“说起这宜州,我倒是想起了一件往事。”容弈故作感慨,一双眸子似狐狸一般,打量着每个人的神色。
“在很早之前,宜州附近其实还有一座城池,名叫宫黎府。那里离宜州很近,也很太平。只可惜突逢天灾,地裂山崩,惨死许多人,说来也怪,附近其馀城池都无恙,只有宫黎府遭殃。”
说到这,他停顿了一下,目光落在天玄身上,看着仙人的神色。
只可惜仙人自封七情六欲,眸中神色未变。
于是他继续说了下去。
“听说一位高人路过,出手相助,硬生生止住了天灾,才不至于满城皆亡。”
江宁眉头一皱,只觉得有些奇怪。
“什麽高人那麽厉害,能止住天灾?”
这样的高人,除非是像天玄和越翡这样的真仙,但天灾乃是天道所降,江宁虽不算了解天玄,但也知晓他这位师父断不会随意插手人间之事,更何况是天道的决定。
不是天玄,还会有谁?
只可惜这件事太久远了,久到那时离恨天上只有天玄一人,一个徒弟都没有。
所以也没人能知晓。
容弈摇头,“我也只是听说,至于是什麽高人,我哪知道。”
“若是止住了天灾,那宫黎府为何不在世间?难不成是改名字了?”江婴也是疑惑,问出了声。
容弈瞧着这姑娘,语气也软了些。
“确实是阻了一时之祸,但是世间万物,有因就必有果,祸起哪是那麽容易摆平的,更何况是天灾,那可是天道的决策,也不知那位高人出手之时是何想法,居然选择忤逆天道。”

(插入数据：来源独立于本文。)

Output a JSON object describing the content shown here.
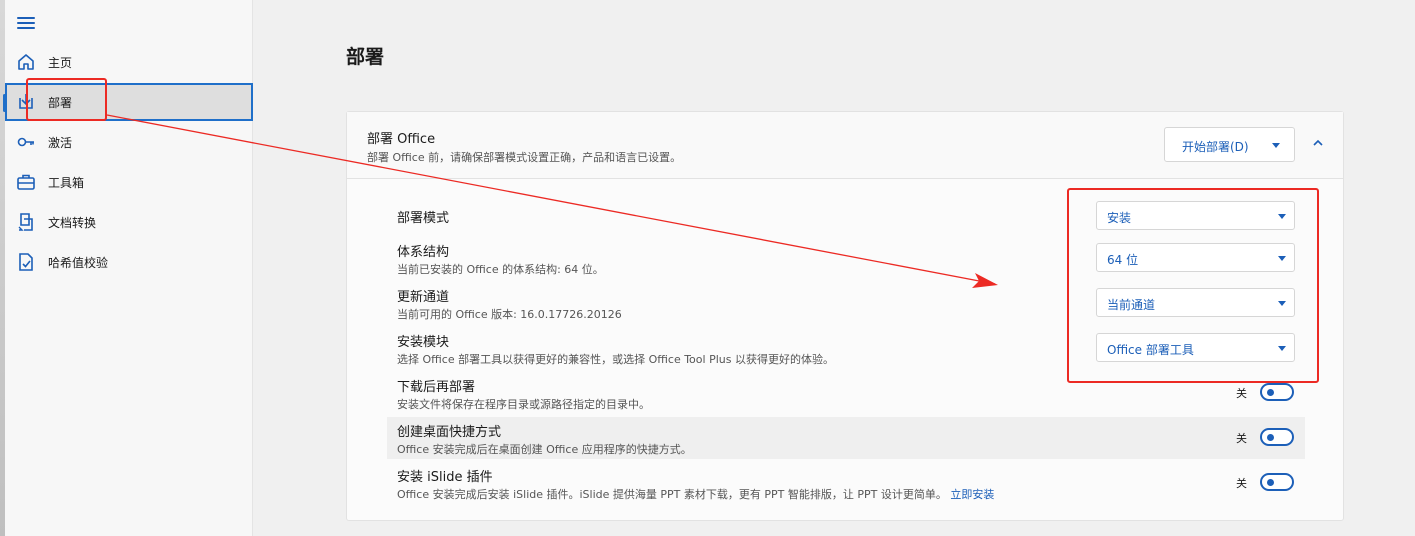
{
  "sidebar": {
    "items": [
      {
        "label": "主页",
        "icon": "home-icon"
      },
      {
        "label": "部署",
        "icon": "download-icon"
      },
      {
        "label": "激活",
        "icon": "key-icon"
      },
      {
        "label": "工具箱",
        "icon": "toolbox-icon"
      },
      {
        "label": "文档转换",
        "icon": "document-convert-icon"
      },
      {
        "label": "哈希值校验",
        "icon": "file-check-icon"
      }
    ],
    "active_index": 1
  },
  "main": {
    "title": "部署",
    "card": {
      "title": "部署 Office",
      "subtitle": "部署 Office 前，请确保部署模式设置正确，产品和语言已设置。",
      "deploy_button": "开始部署(D)",
      "rows": [
        {
          "label": "部署模式",
          "desc": "",
          "value": "安装"
        },
        {
          "label": "体系结构",
          "desc": "当前已安装的 Office 的体系结构: 64 位。",
          "value": "64 位"
        },
        {
          "label": "更新通道",
          "desc": "当前可用的 Office 版本: 16.0.17726.20126",
          "value": "当前通道"
        },
        {
          "label": "安装模块",
          "desc": "选择 Office 部署工具以获得更好的兼容性，或选择 Office Tool Plus 以获得更好的体验。",
          "value": "Office 部署工具"
        }
      ],
      "toggles": [
        {
          "label": "下载后再部署",
          "desc": "安装文件将保存在程序目录或源路径指定的目录中。",
          "state": "关"
        },
        {
          "label": "创建桌面快捷方式",
          "desc": "Office 安装完成后在桌面创建 Office 应用程序的快捷方式。",
          "state": "关"
        },
        {
          "label": "安装 iSlide 插件",
          "desc": "Office 安装完成后安装 iSlide 插件。iSlide 提供海量 PPT 素材下载，更有 PPT 智能排版，让 PPT 设计更简单。",
          "link": "立即安装",
          "state": "关"
        }
      ]
    }
  },
  "colors": {
    "accent": "#1c5fb8",
    "annotation": "#ec2a24"
  }
}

“所以宫黎府的灾祸并没有结束,也只是安宁了十几年罢了,十几年後,一场疫病带走了全城人,无一幸免。”
容弈说罢,笑了笑,仍是打量着天玄的神色。
仙人眸中一闪而过的痛苦还是被捕捉到。
确实是痛苦,空有救世之心,却无法改变结果。
哪怕付出了那麽多,哪怕自己忤逆天道遭受责罚,却还是无法拯救那些人。
这样的结果对于一个满是慈悲之心的圣人来说,怎麽会不痛苦。
所以现在他不是圣人了,也不插手凡尘事了。
上师口中,那时的天玄,与阮净一模一样,见不得人受苦,更何况是那样的惨象。
可现在的天玄……
“好惨啊。”江婴听闻这个故事,眉头紧皱,感慨道。
宫黎府的百姓本以为能逃过一劫,却没想到逃不过宿命。
那是天命。
“我倒是觉得那个高人也很惨。”符清却忽然开口,惹得天玄心头一动,垂眸相看。
他也不知为何,只觉得尘封已久的心也开始软了下来,“为什麽。”
“他本以为自己能救得了所有人,最後却是一场空。他当时悖逆天道出手救人,应当是一位心肠极软的人,这样的人眼见生灵涂炭,怎麽会好受。”
符清低垂着头说完,才擡眼对上了天玄的目光。
那一刻,他第一次看到天玄眼底最真切的柔情。
“那样的人,以救世为责任,却没有能力,太无用了,人各有命,他应该早些看透的。”天玄看着符清,竟觉得自己的封印又松动了几分,“有些事情,无论怎样努力,都无法改写结局。”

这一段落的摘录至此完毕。